Home again from a visit to friends in town, glad to be back where everything doesn’t come into the house along a wire or down a pipe. What a relief it was to get into my farm clothes and have a reasonable amount of physical work to do!

These chapters, which take us through a single year on the farm, originated as a series of country-living columns in The Progressive. Each starts with a few pages full of closely observed description of Beston’s surroundings and often something of his activities that day. Here is an excerpt from a winter walk.

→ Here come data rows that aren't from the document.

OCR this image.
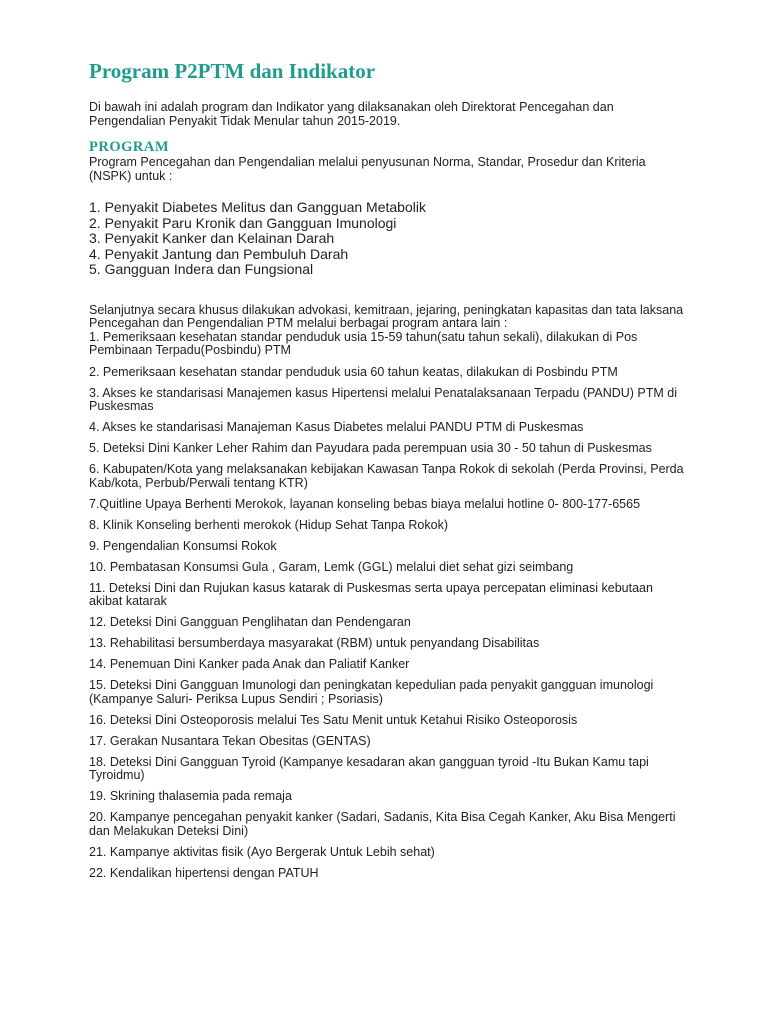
Program P2PTM dan Indikator

Di bawah ini adalah program dan Indikator yang dilaksanakan oleh Direktorat Pencegahan dan Pengendalian Penyakit Tidak Menular tahun 2015-2019.

PROGRAM

Program Pencegahan dan Pengendalian melalui penyusunan Norma, Standar, Prosedur dan Kriteria (NSPK) untuk :

1. Penyakit Diabetes Melitus dan Gangguan Metabolik
2. Penyakit Paru Kronik dan Gangguan Imunologi
3. Penyakit Kanker dan Kelainan Darah
4. Penyakit Jantung dan Pembuluh Darah
5. Gangguan Indera dan Fungsional

Selanjutnya secara khusus dilakukan advokasi, kemitraan, jejaring, peningkatan kapasitas dan tata laksana Pencegahan dan Pengendalian PTM melalui berbagai program antara lain :

1. Pemeriksaan kesehatan standar penduduk usia 15-59 tahun(satu tahun sekali), dilakukan di Pos Pembinaan Terpadu(Posbindu) PTM

2. Pemeriksaan kesehatan standar penduduk usia 60 tahun keatas, dilakukan di Posbindu PTM
3. Akses ke standarisasi Manajemen kasus Hipertensi melalui Penatalaksanaan Terpadu (PANDU) PTM di Puskesmas
4. Akses ke standarisasi Manajeman Kasus Diabetes melalui PANDU PTM di Puskesmas
5. Deteksi Dini Kanker Leher Rahim dan Payudara pada perempuan usia 30 - 50 tahun di Puskesmas
6. Kabupaten/Kota yang melaksanakan kebijakan Kawasan Tanpa Rokok di sekolah (Perda Provinsi, Perda Kab/kota, Perbub/Perwali tentang KTR)
7.Quitline Upaya Berhenti Merokok, layanan konseling bebas biaya melalui hotline 0- 800-177-6565
8. Klinik Konseling berhenti merokok (Hidup Sehat Tanpa Rokok)
9. Pengendalian Konsumsi Rokok
10. Pembatasan Konsumsi Gula , Garam, Lemk (GGL) melalui diet sehat gizi seimbang
11. Deteksi Dini dan Rujukan kasus katarak di Puskesmas serta upaya percepatan eliminasi kebutaan akibat katarak
12. Deteksi Dini Gangguan Penglihatan dan Pendengaran
13. Rehabilitasi bersumberdaya masyarakat (RBM) untuk penyandang Disabilitas
14. Penemuan Dini Kanker pada Anak dan Paliatif Kanker
15. Deteksi Dini Gangguan Imunologi dan peningkatan kepedulian pada penyakit gangguan imunologi (Kampanye Saluri- Periksa Lupus Sendiri ; Psoriasis)
16. Deteksi Dini Osteoporosis melalui Tes Satu Menit untuk Ketahui Risiko Osteoporosis
17. Gerakan Nusantara Tekan Obesitas (GENTAS)
18. Deteksi Dini Gangguan Tyroid (Kampanye kesadaran akan gangguan tyroid -Itu Bukan Kamu tapi Tyroidmu)
19. Skrining thalasemia pada remaja
20. Kampanye pencegahan penyakit kanker (Sadari, Sadanis, Kita Bisa Cegah Kanker, Aku Bisa Mengerti dan Melakukan Deteksi Dini)
21. Kampanye aktivitas fisik (Ayo Bergerak Untuk Lebih sehat)
22. Kendalikan hipertensi dengan PATUH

Then, even as I looked, something touched me on the shoulder with a new awareness, and the scene became transformed. The shadows which were but shadows turned to pools of a deep gentian blue, a color tranquil and serene, and the water, which had been but water in snow pool close beside the shadows, became a mirror of some blue and glowing vault of heaven—this other blue being as pure as the first, but perhaps more bright, and with the brightness a measure more delicate. By contrast the sky beyond both the pool and the winter shadows appeared more green. The sun shone, there was no sound, and there I was standing in the road and staring at two of the most beautiful appearances of color in Nature which I think I have ever seen. Only a ridge of purest white snow separated the shadows from the pool.

 It was as if Nature, in the depth of our winter, had called into being the delicate colors of a garden.

That section is followed by excerpts from his Farm Diary, scraps of details that evoke daily life on the land and in the community. Each chapter closes with a paragraph or two of philosophy, sometimes referencing his lifelong theme of cultivating a closer communion with the natural world.

Who would live happily in the country must be wisely prepared to take great pleasure in little things. Country living is a pageant of Nature and the year; it can no more stay fixed than a movement in music, and as the seasons pass, they enrich life far more with little things than with great, with remembered moments rather than hours. A gold and scarlet leaf floating solitary on the clear black water of the morning rain barrel can catch the emotion of a whole season, chimney smoke blowing across the winter moon can be a symbol of all that is mysterious in human life.

I’ve also been reading Braiding Sweetgrass, by Robin Wall Kimmerer, which many of you have probably already read. She draws on her own Potawatomi heritage and her scientific training as a botanist to describe—beautifully—a way of relating to the land and its plants and trees with respect and gratitude.

Both have been a balm during this terrible time, reminding me of the good in people and what is worth defending.

What are you reading to prepare for next month’s Earth Day?